Thoughts on Personal Style
I’m not the first person that is struggling to find and follow my artistic vision. I’m sure I will always fight with myself to find the balance between satisfaction and desire, that I will be more successful in communicating vision than just the sum of my parts.
- My experience in landscapes leaves me wanting to convey images that can be trusted… have integrity.
- My experience in nature leaves me wanting to show the beauty and in the patterns, details and texture that exist all around us.
- My experience in weddings and adventure sports leaves me wanting to tell a story that represents the truth of that moment, even if that moment has had some “help” in being created.
- My experience in studio headshots and portraits leaves me wanting to consciously use light and shadow as a visual element as it best fits in each situation.
My style will always be in the process of being refined, although the core values behind that will likely remain the same.

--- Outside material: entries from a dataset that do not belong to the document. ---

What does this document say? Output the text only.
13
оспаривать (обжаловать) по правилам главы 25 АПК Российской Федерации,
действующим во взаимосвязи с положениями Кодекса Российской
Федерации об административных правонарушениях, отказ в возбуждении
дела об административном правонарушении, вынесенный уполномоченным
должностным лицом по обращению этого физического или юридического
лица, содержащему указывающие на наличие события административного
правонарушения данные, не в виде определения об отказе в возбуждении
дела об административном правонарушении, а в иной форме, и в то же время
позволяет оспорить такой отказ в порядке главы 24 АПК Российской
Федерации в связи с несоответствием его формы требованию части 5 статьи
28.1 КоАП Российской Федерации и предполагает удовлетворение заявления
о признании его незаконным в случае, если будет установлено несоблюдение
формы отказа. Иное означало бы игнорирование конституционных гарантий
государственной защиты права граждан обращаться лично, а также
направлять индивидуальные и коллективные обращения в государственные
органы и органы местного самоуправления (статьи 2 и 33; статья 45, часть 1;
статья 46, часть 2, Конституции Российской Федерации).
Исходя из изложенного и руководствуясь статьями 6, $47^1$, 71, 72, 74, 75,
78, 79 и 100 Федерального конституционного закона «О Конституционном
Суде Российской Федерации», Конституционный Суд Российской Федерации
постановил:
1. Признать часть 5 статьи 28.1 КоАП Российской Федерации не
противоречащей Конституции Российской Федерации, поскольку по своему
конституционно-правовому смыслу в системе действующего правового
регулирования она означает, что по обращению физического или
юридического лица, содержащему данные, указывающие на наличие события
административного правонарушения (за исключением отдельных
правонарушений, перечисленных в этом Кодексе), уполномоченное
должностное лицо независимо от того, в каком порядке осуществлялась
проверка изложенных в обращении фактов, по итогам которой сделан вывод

Thoughts on Post Processing
The ethics of landscape photography are hard to shake. My formative years were spent shooting landscapes on Fuji Velvia, with the goal to best represent what I was seeing at the time. Adapting to the technical changes of the digital revolution was easier for me than adapting to the new creative opportunities created in post-processing. My approach to post is efficiency. I almost exclusively use Apple’s Aperture for cataloging, rating and image processing, only using more advanced tools when the situation calls for it. One of my favourite ethics, best said by photographer Zack Arias is “If you hear yourself saying that you will just fix it later in post, stop right there, slap yourself as hard as you can and then fix it right then.”.
The best way to figure out your style is through personal work. The kind of effort you put into processing your own images tells a lot about how you want your images to be perceived. Through that process I have come to find out what I like, and what I am good at, and more importantly, what I don’t like. For example, I am not the type of person that will spend countless hours working in composites in Photoshop, it’s just not me and not a strength of mine. I would rather be out shooting, or doing just about anything else. By valuing myself and my time I know when to scale up and bring in the hired guns to get the job done.
Thoughts on Production
I like light. Whether it is “natural” or flash, or a mix of both. The design of my equipment kit allows me to scale all the way up to “big flash” look, but without the overhead. That keeps the production flexible and adaptable, the way that I prefer it to be. Any good final image is either the result of blind luck, or amazing planning. Chance favours the prepared, as they say.